21 milliards d'euros de coûts supplémentaires pour les bailleurs sociaux

L'enquête de l'USH a ainsi révélé que le coût des travaux de désamiantage avait bondi en moyenne de plus de 50% depuis la nouvelle réglementation de mai 2012. Il varie de 500 euros à 15.000 euros par logement, en fonction de la nature des matériaux amiantés et de la technique employée (dépose, recouvrement ou encoffrement). Soit, si l'on prend le milieu de la fourchette, une facture qui s'élèverait à quelque 21 milliards d'euros pour trois millions de logements... mais n'a pas fait l'objet d'une évaluation officielle.

Il s'agit là en tout cas d'une véritable bombe à retardement financière, à l'heure où les organismes HLM se sont vu fixer l'objectif de construire 150.000 logements par an, et d'en réhabiliter 100.000 autres. D'autant qu'en l'absence d'aide financière, les bailleurs sociaux financent les surcoûts liés à l'amiante sur leurs fonds propres, ce qui ampute d'autant leur budget de construction et réhabilitation. "Nous estimons que cela réduira notre activité de 30%", prévient Gilles Gal.

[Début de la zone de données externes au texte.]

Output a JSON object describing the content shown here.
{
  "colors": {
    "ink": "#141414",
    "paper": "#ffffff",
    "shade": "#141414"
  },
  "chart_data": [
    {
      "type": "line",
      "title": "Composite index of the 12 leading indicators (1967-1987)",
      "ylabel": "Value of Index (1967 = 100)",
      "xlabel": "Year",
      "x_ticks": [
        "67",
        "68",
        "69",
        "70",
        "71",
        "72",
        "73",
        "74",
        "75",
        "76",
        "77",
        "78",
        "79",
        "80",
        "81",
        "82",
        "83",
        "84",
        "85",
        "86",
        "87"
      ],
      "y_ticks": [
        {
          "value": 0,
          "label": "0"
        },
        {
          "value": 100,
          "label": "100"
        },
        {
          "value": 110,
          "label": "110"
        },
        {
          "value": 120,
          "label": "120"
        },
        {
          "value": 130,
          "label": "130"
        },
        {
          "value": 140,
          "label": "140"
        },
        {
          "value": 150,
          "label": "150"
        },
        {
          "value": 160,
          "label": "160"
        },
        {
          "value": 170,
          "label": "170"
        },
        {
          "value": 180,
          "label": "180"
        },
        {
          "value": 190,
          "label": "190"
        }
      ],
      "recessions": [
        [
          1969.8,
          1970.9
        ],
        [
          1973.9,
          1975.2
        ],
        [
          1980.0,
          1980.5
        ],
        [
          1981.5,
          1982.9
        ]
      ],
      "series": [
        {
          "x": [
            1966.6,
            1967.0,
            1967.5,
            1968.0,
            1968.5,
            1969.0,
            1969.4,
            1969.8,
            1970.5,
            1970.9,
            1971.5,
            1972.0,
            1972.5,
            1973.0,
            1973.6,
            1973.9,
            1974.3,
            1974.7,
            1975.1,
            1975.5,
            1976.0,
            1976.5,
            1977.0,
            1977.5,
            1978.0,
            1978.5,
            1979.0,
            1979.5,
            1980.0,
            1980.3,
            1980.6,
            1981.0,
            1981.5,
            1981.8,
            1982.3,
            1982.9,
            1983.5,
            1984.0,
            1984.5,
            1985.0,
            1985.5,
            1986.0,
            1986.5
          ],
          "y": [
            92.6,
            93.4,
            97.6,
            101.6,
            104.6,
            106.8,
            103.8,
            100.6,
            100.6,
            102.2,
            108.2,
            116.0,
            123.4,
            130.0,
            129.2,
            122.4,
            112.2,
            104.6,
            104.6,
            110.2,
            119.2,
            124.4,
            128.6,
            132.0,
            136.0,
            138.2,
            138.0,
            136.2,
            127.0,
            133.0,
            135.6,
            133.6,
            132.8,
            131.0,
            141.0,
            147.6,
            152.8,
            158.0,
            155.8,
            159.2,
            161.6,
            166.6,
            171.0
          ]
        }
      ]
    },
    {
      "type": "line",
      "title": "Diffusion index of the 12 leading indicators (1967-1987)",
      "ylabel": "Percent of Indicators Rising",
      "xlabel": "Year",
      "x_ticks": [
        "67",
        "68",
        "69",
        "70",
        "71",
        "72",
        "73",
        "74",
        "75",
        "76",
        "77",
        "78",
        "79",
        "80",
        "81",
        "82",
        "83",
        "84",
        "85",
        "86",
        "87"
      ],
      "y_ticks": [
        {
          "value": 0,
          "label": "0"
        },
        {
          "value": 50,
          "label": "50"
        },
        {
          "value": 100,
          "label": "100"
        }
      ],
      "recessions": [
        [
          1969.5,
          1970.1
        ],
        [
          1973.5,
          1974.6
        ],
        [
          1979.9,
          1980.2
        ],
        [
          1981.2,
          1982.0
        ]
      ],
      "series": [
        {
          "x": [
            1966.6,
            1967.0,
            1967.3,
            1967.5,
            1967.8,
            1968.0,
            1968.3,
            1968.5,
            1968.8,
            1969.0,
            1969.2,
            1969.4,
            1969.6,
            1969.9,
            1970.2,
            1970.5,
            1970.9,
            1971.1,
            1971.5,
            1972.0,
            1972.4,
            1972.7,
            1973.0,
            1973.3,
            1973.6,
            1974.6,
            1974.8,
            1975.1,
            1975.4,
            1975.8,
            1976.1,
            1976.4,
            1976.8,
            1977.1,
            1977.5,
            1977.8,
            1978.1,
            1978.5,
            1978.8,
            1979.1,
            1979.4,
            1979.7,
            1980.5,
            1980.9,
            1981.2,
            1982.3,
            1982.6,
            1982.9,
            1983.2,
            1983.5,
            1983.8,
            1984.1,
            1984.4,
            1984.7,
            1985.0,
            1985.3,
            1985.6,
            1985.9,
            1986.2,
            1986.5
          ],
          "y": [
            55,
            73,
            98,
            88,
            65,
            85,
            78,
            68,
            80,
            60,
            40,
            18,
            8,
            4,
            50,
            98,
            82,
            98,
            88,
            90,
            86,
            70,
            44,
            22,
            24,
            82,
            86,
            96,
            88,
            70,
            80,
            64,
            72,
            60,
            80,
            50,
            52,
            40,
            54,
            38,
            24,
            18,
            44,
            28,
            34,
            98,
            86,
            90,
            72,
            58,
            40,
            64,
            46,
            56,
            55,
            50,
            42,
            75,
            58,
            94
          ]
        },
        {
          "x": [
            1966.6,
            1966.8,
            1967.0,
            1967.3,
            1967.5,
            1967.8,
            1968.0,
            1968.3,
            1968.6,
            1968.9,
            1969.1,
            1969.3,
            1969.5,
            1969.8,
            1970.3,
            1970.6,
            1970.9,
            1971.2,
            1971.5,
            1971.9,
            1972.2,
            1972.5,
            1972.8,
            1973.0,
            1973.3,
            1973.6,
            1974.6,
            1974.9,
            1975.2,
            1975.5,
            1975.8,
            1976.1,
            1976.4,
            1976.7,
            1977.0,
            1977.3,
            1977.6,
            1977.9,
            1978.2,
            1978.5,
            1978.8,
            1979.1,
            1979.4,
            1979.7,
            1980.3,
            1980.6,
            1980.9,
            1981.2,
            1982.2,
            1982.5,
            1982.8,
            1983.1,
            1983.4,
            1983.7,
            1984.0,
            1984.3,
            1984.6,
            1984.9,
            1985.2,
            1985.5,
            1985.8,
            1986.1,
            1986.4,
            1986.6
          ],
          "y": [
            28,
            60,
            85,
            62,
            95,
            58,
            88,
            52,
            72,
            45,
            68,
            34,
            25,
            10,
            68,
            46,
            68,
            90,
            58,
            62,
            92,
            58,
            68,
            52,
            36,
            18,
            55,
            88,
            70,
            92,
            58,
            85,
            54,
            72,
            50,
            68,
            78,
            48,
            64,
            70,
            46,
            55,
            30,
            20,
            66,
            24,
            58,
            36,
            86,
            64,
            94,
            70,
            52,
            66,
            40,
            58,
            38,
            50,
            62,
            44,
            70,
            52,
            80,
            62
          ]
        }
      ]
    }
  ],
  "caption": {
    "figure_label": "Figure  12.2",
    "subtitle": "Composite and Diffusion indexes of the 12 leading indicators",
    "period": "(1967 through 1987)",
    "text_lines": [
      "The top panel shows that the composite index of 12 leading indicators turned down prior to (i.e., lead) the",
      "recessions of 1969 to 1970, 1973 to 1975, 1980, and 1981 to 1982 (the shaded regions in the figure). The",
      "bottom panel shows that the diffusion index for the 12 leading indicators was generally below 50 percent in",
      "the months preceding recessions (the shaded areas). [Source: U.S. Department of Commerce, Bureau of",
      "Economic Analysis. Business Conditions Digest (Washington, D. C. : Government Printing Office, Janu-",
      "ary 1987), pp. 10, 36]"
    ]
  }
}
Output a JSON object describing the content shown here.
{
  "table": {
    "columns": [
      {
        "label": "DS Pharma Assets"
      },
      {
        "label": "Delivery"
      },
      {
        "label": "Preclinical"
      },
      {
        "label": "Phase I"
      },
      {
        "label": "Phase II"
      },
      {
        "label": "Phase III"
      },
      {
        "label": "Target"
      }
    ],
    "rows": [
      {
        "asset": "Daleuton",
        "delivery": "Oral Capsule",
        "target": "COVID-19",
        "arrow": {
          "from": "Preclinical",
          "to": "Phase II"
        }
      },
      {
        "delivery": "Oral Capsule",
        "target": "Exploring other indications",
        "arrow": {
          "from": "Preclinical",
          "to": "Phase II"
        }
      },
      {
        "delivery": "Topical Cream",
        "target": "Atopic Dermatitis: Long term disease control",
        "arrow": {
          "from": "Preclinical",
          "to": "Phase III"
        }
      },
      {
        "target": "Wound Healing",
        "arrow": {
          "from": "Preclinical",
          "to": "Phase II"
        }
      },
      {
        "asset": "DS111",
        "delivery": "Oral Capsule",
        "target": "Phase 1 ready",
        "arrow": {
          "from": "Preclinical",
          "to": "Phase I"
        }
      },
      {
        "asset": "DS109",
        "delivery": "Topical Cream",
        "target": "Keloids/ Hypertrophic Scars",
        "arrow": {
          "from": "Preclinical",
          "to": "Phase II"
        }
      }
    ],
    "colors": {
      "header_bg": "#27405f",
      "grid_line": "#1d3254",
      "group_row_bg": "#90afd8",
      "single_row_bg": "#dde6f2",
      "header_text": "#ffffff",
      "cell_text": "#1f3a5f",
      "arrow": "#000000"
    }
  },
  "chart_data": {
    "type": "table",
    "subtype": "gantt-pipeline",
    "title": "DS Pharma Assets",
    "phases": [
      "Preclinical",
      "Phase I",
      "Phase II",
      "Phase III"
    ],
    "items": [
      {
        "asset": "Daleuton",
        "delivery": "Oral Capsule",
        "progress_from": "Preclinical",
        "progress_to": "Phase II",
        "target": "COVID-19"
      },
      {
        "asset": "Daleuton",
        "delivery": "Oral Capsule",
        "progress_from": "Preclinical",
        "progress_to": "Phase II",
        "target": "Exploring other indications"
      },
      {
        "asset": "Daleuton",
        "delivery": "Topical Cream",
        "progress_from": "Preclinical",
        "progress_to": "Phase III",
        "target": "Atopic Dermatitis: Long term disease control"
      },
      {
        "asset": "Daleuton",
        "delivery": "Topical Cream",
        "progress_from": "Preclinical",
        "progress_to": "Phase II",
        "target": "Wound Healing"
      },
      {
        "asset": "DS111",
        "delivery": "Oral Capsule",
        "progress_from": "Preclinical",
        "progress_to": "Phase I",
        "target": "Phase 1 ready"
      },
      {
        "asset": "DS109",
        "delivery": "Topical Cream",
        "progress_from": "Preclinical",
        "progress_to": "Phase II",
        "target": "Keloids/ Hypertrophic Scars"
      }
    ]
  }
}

Le gouvernement souhaite passer à la vitesse supérieure

Or les organismes HLM sont sous la pression du gouvernement pour "passer à la vitesse supérieure" dans la rénovation (thermique notamment) de leur parc, a souligné la ministre du Logement Cécile Duflot lors du congrès de l'USH, en septembre à Lille, tout en affirmant vouloir encourager "la recherche de techniques innovantes" de désamiantage.

Le Conseil général de l'environnement et du développement durable (CGEDD) doit estimer, dans un rapport en fin d'année, le coût du désamiantage sur les chantiers du bâtiment et les modalités selon lesquelles les pouvoirs publics pourraient accompagner la mise en oeuvre de la nouvelle règlementation, par les maîtres d'ouvrage et les particuliers.